無意確認生命体
5月13日(木)

19.


あの忌わしい「親睦会」から、早一週間が経過していた。

早、と言ったものの、本当にまだ一週間しか経っていないのか。

あまりにもめまぐるしく濃密な出来事が起こりすぎたせいで、私はゴールデンウィークから、もうひと月近く経っているような錯覚に陥っていた。

今日まで。

今日でやっと終わるらしい。

もうこれ以上延期しようとか言い出したら、はっ倒してやる!



連休明けからこっち、美智はずっと初日通りの警戒態勢を、解こうとしなかった。

でも、それではさすがに私も息苦しかった。


私は柏木たちがもう懲りていることを確信していた。

なにせその後の柏木は、私が笑顔で声を掛けただけで顔面蒼白になり、子犬のように脅えたのだから。

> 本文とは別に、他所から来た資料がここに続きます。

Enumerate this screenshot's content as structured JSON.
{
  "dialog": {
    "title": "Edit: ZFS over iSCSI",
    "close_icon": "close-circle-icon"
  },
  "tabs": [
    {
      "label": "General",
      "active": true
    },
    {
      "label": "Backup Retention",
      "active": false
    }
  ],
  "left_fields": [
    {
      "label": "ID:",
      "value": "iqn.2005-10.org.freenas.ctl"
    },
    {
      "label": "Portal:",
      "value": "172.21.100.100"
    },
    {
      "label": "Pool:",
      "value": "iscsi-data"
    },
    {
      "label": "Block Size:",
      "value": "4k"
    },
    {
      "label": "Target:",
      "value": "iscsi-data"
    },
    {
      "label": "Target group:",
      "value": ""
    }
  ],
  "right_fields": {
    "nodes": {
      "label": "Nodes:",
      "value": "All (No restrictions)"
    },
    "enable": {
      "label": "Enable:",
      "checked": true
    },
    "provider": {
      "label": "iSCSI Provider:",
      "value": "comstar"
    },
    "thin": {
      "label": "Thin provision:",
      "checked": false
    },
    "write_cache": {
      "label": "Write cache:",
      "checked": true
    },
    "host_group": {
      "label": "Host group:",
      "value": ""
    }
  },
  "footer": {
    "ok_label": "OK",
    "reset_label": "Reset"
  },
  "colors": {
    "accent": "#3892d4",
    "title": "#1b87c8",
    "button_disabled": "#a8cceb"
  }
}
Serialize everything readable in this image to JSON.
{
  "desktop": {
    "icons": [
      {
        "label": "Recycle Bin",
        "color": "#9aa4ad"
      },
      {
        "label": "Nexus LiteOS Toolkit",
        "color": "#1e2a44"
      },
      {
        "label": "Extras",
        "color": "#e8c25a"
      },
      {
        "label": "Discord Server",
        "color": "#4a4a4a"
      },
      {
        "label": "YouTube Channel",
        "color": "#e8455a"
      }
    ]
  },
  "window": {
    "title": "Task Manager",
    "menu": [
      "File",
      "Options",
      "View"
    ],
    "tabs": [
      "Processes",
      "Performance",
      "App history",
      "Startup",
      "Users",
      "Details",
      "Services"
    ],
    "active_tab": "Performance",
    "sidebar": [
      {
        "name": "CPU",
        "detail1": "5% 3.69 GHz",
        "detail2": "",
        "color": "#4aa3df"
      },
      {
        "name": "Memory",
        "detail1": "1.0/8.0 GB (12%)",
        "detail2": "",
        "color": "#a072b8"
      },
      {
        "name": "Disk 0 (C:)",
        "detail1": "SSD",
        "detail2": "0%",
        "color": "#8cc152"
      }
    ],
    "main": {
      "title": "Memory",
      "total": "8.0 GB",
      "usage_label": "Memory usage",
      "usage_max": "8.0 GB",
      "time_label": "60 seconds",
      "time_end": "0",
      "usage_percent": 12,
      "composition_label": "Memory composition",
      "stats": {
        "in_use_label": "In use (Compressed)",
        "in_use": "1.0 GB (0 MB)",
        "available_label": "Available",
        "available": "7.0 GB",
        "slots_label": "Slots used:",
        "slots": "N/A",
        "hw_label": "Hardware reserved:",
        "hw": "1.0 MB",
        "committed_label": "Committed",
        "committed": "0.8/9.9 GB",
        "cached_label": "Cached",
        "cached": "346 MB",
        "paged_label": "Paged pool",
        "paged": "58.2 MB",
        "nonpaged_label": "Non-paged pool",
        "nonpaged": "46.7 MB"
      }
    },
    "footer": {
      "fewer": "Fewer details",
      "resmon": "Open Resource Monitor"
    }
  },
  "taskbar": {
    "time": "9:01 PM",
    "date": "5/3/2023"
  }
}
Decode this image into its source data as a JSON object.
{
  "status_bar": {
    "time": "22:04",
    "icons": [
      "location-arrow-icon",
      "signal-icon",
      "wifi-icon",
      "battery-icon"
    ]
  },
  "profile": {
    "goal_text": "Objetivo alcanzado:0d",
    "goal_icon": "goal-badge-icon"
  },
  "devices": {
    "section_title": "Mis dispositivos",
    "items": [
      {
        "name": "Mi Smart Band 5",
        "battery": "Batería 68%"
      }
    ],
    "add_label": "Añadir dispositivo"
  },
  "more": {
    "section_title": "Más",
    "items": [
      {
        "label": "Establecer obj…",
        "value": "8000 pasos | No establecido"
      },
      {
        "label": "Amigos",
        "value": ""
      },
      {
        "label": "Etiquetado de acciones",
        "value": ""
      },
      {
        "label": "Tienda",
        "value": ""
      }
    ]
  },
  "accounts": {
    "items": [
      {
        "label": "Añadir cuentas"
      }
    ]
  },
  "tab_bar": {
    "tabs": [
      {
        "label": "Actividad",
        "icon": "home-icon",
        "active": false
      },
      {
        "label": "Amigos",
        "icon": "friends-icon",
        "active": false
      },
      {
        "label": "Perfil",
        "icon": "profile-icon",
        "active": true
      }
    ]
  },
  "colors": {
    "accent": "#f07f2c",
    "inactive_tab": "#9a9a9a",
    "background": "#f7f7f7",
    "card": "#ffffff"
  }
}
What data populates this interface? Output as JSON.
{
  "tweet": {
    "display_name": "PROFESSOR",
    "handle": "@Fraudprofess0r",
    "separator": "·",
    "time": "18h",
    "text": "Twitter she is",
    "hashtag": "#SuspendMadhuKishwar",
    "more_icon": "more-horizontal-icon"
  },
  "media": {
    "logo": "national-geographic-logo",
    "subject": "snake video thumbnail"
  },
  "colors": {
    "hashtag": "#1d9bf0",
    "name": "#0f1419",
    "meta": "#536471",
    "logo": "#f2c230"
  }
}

その「しつけ」の効果がしっかり発揮されてることを確認する度、「笑顔」が、お腹から込みあがってくる、「笑い」に変わってしまわないよう耐えるのに苦労していたぐらいだった。

他の六人にも、「言いつけ」通りしっかり伝わっていたらしく、私は前後の席の男の子に脅えられながら授業を受けるという、妙な環境に置かれていた。

……早く席替えをしてほしい。

これじゃ、なんだか私が凄い悪女みたいに映るじゃないか。


そんなわけだから、この警戒態勢は、もうあんまり意味がないのだ。

もちろん、美智の気持ちは凄くありがたかったのだけれど。

そこで私は、一週間何事もなく過ぎるようなら、もう終わりにしてくれと、美智に頼み込んだ。

美智は渋々ながらも、なんとかそれを承諾してくれた。


――が、問題なのはそこじゃあなかった。